Other books by Michael Chabon are definitely among my favorites, The Amazing Adventures of Kavalier and Clay especially. An early influence was Kerouac’s On the Road, which I finished late one night in a pensione in Italy at the impressionable age of eighteen. I was so enamored with that book that I hugged it to me all night as I slept. Marilynne Robinson’s Housekeeping is also one of my favorites. Another book that a good friend introduced me to fairly recently, and that I find completely magical, is Russell Hoban’s The Lion of Boaz-Jachin and Jachin-Boaz. I love Mary Francois Rockcastle’s Rainy Lake. There are so many others! I’ll just name a few more writers: Vladimir Nabokov, F. Scott Fitzgerald, Jane Austen, Barbara Kingsolver, Carlos Ruiz Zafon, Tana French, David James Duncan, Carol Shields, James Welch, Mary Doria Russell, and Elizabeth McCracken. And Robert Hass is my absolute favorite poet. Ok, I’ll stop now, even though I’m sure there are many books and writers I’ve left out!
10. Who or what in your life influenced you to write?
Immensely encouraging and supportive parents and educators have been crucial. Also, every book I’ve read that feels completely transporting. I love when you can just sink into a book and let the world go on all around you. Music has influenced me a great deal, from Bob Dylan to the many amazing local musicians I get to see perform on a regular basis. I have the good fortune of living in an incredibly creative community, and my friends definitely influence me.
11. Other than writing, what else do you do to pass the time?
I walk in the woods. I go see bands. I have late-night conversations with friends. I play bass for my brilliant friend Anna Arvan’s band, I Love You Avalanche. I’ve been doing a little songwriting myself lately, but I’m definitely new to it! I also have a 1980s Peugeot bicycle that I love inordinately and ride around town as much as I can.
12. If you won a multi-million dollar lottery what would you do with your winnings?
I would probably fritter it away on restaurant meals, fancy cheese, wine, and chocolate. But if I did manage to save some, hmm. I would definitely want to do a world book tour! I did the first half of a five-hundred mile walking pilgrimage in Spain called the Camino de Santiago about four years ago, and I’d really like to go back and finish. I’d buy my mom a condo in Maui with the stipulation that I could show up uninvited at any moment. I’d support local arts and music, as well as try to get artistic and literary opportunities out there for more people who are struggling. I’d love to start an artists’ retreat center here in Bellingham.
13. Do you like frogs?
Yeah, but I feel more of an affinity with lizards because we had a couple of them when I was a kid. Their names were Beth and Bob.

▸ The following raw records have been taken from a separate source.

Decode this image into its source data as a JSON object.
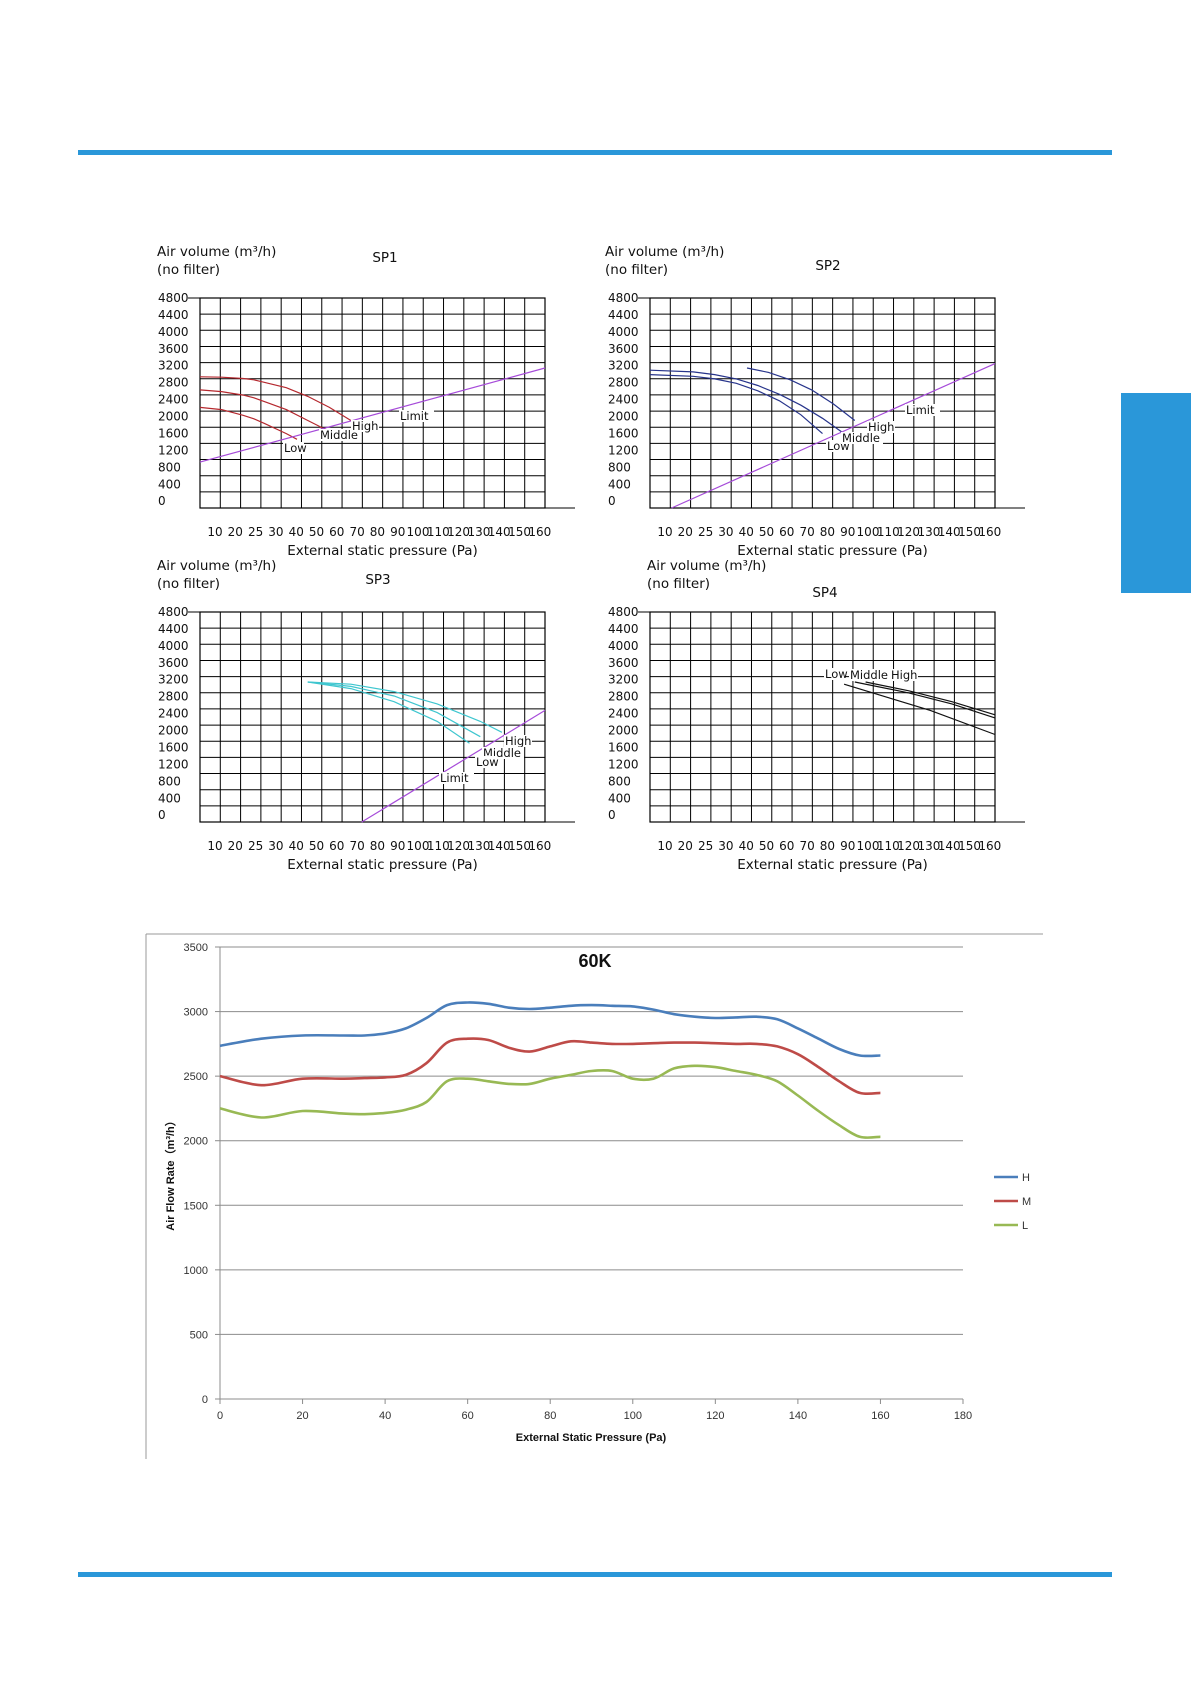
{
  "page": {
    "accent_color": "#2a97d9"
  },
  "chart_data": [
    {
      "type": "line",
      "title": "SP1",
      "ylabel": "Air volume (m³/h)",
      "ylabel2": "(no filter)",
      "xlabel": "External static pressure (Pa)",
      "x_ticks": [
        "10",
        "20",
        "25",
        "30",
        "40",
        "50",
        "60",
        "70",
        "80",
        "90",
        "100",
        "110",
        "120",
        "130",
        "140",
        "150",
        "160"
      ],
      "y_ticks": [
        "4800",
        "4400",
        "4000",
        "3600",
        "3200",
        "2800",
        "2400",
        "2000",
        "1600",
        "1200",
        "800",
        "400",
        "0"
      ],
      "ylim": [
        0,
        4800
      ],
      "grid": true,
      "annotations": [
        "Low",
        "Middle",
        "High",
        "Limit"
      ],
      "series": [
        {
          "label": "High",
          "color": "#b5282e",
          "x": [
            0,
            10,
            20,
            25,
            30,
            40,
            50,
            60,
            70
          ],
          "y": [
            3000,
            2990,
            2960,
            2930,
            2870,
            2750,
            2550,
            2300,
            2000
          ]
        },
        {
          "label": "Middle",
          "color": "#b5282e",
          "x": [
            0,
            10,
            20,
            25,
            30,
            40,
            50,
            60
          ],
          "y": [
            2700,
            2660,
            2580,
            2520,
            2430,
            2250,
            2000,
            1750
          ]
        },
        {
          "label": "Low",
          "color": "#b5282e",
          "x": [
            0,
            10,
            20,
            25,
            30,
            40,
            45
          ],
          "y": [
            2300,
            2250,
            2120,
            2040,
            1930,
            1700,
            1570
          ]
        },
        {
          "label": "Limit",
          "color": "#a64bd9",
          "x": [
            0,
            160
          ],
          "y": [
            1050,
            3200
          ]
        }
      ]
    },
    {
      "type": "line",
      "title": "SP2",
      "ylabel": "Air volume (m³/h)",
      "ylabel2": "(no filter)",
      "xlabel": "External static pressure (Pa)",
      "x_ticks": [
        "10",
        "20",
        "25",
        "30",
        "40",
        "50",
        "60",
        "70",
        "80",
        "90",
        "100",
        "110",
        "120",
        "130",
        "140",
        "150",
        "160"
      ],
      "y_ticks": [
        "4800",
        "4400",
        "4000",
        "3600",
        "3200",
        "2800",
        "2400",
        "2000",
        "1600",
        "1200",
        "800",
        "400",
        "0"
      ],
      "ylim": [
        0,
        4800
      ],
      "grid": true,
      "annotations": [
        "Low",
        "Middle",
        "High",
        "Limit"
      ],
      "series": [
        {
          "label": "High",
          "color": "#27348b",
          "x": [
            45,
            55,
            65,
            75,
            85,
            95
          ],
          "y": [
            3200,
            3100,
            2930,
            2700,
            2380,
            2000
          ]
        },
        {
          "label": "Middle",
          "color": "#27348b",
          "x": [
            0,
            20,
            30,
            40,
            50,
            60,
            70,
            80,
            90
          ],
          "y": [
            3150,
            3110,
            3050,
            2950,
            2800,
            2600,
            2350,
            2050,
            1700
          ]
        },
        {
          "label": "Low",
          "color": "#27348b",
          "x": [
            0,
            20,
            30,
            40,
            50,
            60,
            70,
            80
          ],
          "y": [
            3050,
            3010,
            2950,
            2850,
            2680,
            2450,
            2130,
            1700
          ]
        },
        {
          "label": "Limit",
          "color": "#a64bd9",
          "x": [
            10,
            160
          ],
          "y": [
            0,
            3300
          ]
        }
      ]
    },
    {
      "type": "line",
      "title": "SP3",
      "ylabel": "Air volume (m³/h)",
      "ylabel2": "(no filter)",
      "xlabel": "External static pressure (Pa)",
      "x_ticks": [
        "10",
        "20",
        "25",
        "30",
        "40",
        "50",
        "60",
        "70",
        "80",
        "90",
        "100",
        "110",
        "120",
        "130",
        "140",
        "150",
        "160"
      ],
      "y_ticks": [
        "4800",
        "4400",
        "4000",
        "3600",
        "3200",
        "2800",
        "2400",
        "2000",
        "1600",
        "1200",
        "800",
        "400",
        "0"
      ],
      "ylim": [
        0,
        4800
      ],
      "grid": true,
      "annotations": [
        "High",
        "Middle",
        "Low",
        "Limit"
      ],
      "series": [
        {
          "label": "High",
          "color": "#3fc6cf",
          "x": [
            50,
            70,
            90,
            110,
            130,
            140
          ],
          "y": [
            3200,
            3150,
            2980,
            2700,
            2300,
            2050
          ]
        },
        {
          "label": "Middle",
          "color": "#3fc6cf",
          "x": [
            50,
            70,
            90,
            110,
            130
          ],
          "y": [
            3200,
            3100,
            2880,
            2500,
            1950
          ]
        },
        {
          "label": "Low",
          "color": "#3fc6cf",
          "x": [
            50,
            70,
            90,
            110,
            125
          ],
          "y": [
            3200,
            3050,
            2750,
            2300,
            1800
          ]
        },
        {
          "label": "Limit",
          "color": "#a64bd9",
          "x": [
            75,
            160
          ],
          "y": [
            0,
            2550
          ]
        }
      ]
    },
    {
      "type": "line",
      "title": "SP4",
      "ylabel": "Air volume (m³/h)",
      "ylabel2": "(no filter)",
      "xlabel": "External static pressure (Pa)",
      "x_ticks": [
        "10",
        "20",
        "25",
        "30",
        "40",
        "50",
        "60",
        "70",
        "80",
        "90",
        "100",
        "110",
        "120",
        "130",
        "140",
        "150",
        "160"
      ],
      "y_ticks": [
        "4800",
        "4400",
        "4000",
        "3600",
        "3200",
        "2800",
        "2400",
        "2000",
        "1600",
        "1200",
        "800",
        "400",
        "0"
      ],
      "ylim": [
        0,
        4800
      ],
      "grid": true,
      "annotations": [
        "Low",
        "Middle",
        "High"
      ],
      "series": [
        {
          "label": "High",
          "color": "#111111",
          "x": [
            100,
            120,
            140,
            160
          ],
          "y": [
            3200,
            3000,
            2750,
            2450
          ]
        },
        {
          "label": "Middle",
          "color": "#111111",
          "x": [
            95,
            120,
            140,
            160
          ],
          "y": [
            3200,
            2950,
            2700,
            2380
          ]
        },
        {
          "label": "Low",
          "color": "#111111",
          "x": [
            90,
            110,
            130,
            160
          ],
          "y": [
            3150,
            2850,
            2550,
            2000
          ]
        }
      ]
    },
    {
      "type": "line",
      "title": "60K",
      "xlabel": "External Static Pressure (Pa)",
      "ylabel": "Air Flow Rate（m³/h）",
      "x": [
        0,
        10,
        20,
        30,
        35,
        40,
        45,
        50,
        55,
        60,
        65,
        70,
        75,
        80,
        85,
        90,
        95,
        100,
        105,
        110,
        115,
        120,
        125,
        130,
        135,
        140,
        145,
        150,
        155,
        160
      ],
      "xlim": [
        0,
        180
      ],
      "ylim": [
        0,
        3500
      ],
      "x_ticks": [
        "0",
        "20",
        "40",
        "60",
        "80",
        "100",
        "120",
        "140",
        "160",
        "180"
      ],
      "y_ticks": [
        "0",
        "500",
        "1000",
        "1500",
        "2000",
        "2500",
        "3000",
        "3500"
      ],
      "grid": true,
      "legend": "right",
      "series": [
        {
          "name": "H",
          "color": "#4a7ebb",
          "values": [
            2735,
            2790,
            2815,
            2815,
            2815,
            2830,
            2870,
            2950,
            3050,
            3070,
            3060,
            3030,
            3020,
            3030,
            3045,
            3050,
            3045,
            3040,
            3015,
            2980,
            2960,
            2950,
            2955,
            2960,
            2940,
            2870,
            2790,
            2710,
            2660,
            2660
          ]
        },
        {
          "name": "M",
          "color": "#be4b48",
          "values": [
            2500,
            2430,
            2480,
            2480,
            2485,
            2490,
            2510,
            2600,
            2760,
            2790,
            2780,
            2720,
            2690,
            2730,
            2770,
            2760,
            2750,
            2750,
            2755,
            2760,
            2760,
            2755,
            2750,
            2750,
            2730,
            2670,
            2570,
            2460,
            2370,
            2370
          ]
        },
        {
          "name": "L",
          "color": "#98b954",
          "values": [
            2250,
            2180,
            2230,
            2210,
            2205,
            2215,
            2240,
            2300,
            2460,
            2480,
            2460,
            2440,
            2440,
            2480,
            2510,
            2540,
            2540,
            2480,
            2480,
            2560,
            2580,
            2570,
            2540,
            2510,
            2460,
            2350,
            2230,
            2120,
            2030,
            2030
          ]
        }
      ]
    }
  ]
}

14. What’s your favorite vegetable?
Another tough question! I am really into kale right now because I recently discovered that you can put it on top of pizza or nachos and it gets all crispy and tasty in the oven. I also get to tell myself that I’m eating healthy!
15. Is there anything else you want Rozlyn readers to know?
I am currently working on my second novel, tentatively titled ‘Hamster Blues. It’s set here in Bellingham and I like to describe it as my ‘hipster Lolita,’ but there will be many liberties and departures within that premise. I think it’ll be a good read. I’m definitely having a lot of fun writing it!
I’d also like readers to know that I’m thrilled and honored that A Long-Forgotten Truth will be Rozlyn Press’s first release!
April 8th, 2011 at 8:46 PM
This sounds like a great read and I’d love to preview it.
September 17th, 2011 at 10:29 AM
Rachel obviously has a way with words and the book sounds very interesting. I review for bookpleasures, pagereaders and Midwest Book Review (and of course post reviews on amazon). Love to review this one.